I get much abuse for saying so, but Bin Laden should have been brought to trial. The US should not be allowed to opt out of the International Court in the Hague or go around shooting to kill at will. Obama has yet to acknowledge that countless non-American innocents have been killed by the Taliban, al-Qa'ida, US and other western weapons, including in Iraq and Kenya, homeland of his father. The born-and-bred internationalist – multilateralist – seems to believe that US lives are intrinsically more valuable than the lives of those in the developing world. His Libyan intervention is going badly wrong and showing up disastrous inconsistencies. Being non-white doesn't give Mr President immunity from fair criticism. Those of us who supported him must not shirk from that responsibility.

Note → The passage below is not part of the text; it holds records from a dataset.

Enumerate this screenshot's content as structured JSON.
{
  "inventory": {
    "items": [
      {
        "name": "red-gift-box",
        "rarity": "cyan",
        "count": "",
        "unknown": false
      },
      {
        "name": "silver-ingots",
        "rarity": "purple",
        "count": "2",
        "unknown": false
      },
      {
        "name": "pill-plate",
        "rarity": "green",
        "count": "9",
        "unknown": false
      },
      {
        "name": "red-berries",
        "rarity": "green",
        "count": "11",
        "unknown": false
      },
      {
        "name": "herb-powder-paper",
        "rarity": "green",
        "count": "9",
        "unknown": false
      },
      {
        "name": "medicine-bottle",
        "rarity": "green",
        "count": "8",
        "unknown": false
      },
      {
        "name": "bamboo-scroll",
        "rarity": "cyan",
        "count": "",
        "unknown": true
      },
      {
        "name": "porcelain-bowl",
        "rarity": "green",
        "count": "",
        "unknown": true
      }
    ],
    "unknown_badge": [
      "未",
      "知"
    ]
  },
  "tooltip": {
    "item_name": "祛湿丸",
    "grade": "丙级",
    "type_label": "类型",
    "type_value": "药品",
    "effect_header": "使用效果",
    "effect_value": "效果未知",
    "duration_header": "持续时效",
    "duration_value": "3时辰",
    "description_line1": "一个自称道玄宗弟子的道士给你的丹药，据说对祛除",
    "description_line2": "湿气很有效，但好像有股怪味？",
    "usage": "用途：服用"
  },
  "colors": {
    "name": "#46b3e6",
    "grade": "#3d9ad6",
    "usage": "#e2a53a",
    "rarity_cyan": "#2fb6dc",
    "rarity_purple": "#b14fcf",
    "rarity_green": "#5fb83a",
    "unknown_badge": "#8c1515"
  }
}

Americans who voted for this President now appear divided on his policy achievements and fudges. Early enthusiasm is chilling. The Princeton professor Cornel West, an African-American himself, recently blasted Obama for being a "black mascot" of Wall Street; the singer Harry Belafonte has been just as scathing. The President apparently scolded these men and asked them to cut him some slack. Inequality is rising, and the poorest are paying the highest price for the global economic crisis. No one expected George W Bush to care about the lost souls of America. Today there are near Great Depression levels of unemployment in black neighbourhoods. Obama was meant to give them back fair chances and dignity. He promised.

Those who side with West and Belafonte believe now it is no longer enough for Obama to be judged for what he is, but what he does. Dr Wilmer J Leon III, a black talk-show host and political scientist, believes that "having an African-American in power is not in-and-of-itself a victory", and rejects the refrain that it would be much worse under another leader.

Al Sharpton and others, including white commentators, have stood up for the President, who is, after all, the head of the whole nation, not only people of colour. His critics ignore how much he has got done. Some health reforms went through in spite of huge opposition, as did tax breaks for the poor, consumer protection and key education measures.

T he President's latest speech on the Middle East, though still tilted too much towards Israeli interests, provides real, substantive possibilities for a two-state solution based on 1967 borders. He seems genuinely affected and humbled by the Arab Spring, and understands that the US cannot go on back-slapping Arab dictators. But the good stuff cannot offset the failures in the political ledger.

Obama's message was "the audacity of hope". When that popular optimism is dashed, wrote Martin Luther King, "hate is often turned most bitterly towards those who originally built up that hope". Too many who believed in Obama are now bitter. He could still be, in my view, one of the greatest leaders of the free world – if he heeds the voiceless in America and lives up to his own moral credo abroad.

In Cairo in 2009, Obama said human beings needed "to have confidence in the rule of law and the equal administration of justice". That means no imprisonments without trial, no assassinations, no indiscriminate drone attacks, no special rights for the superpower, no excuses for injustice and inequality. Can he deliver that? Yes he CAN! I hope.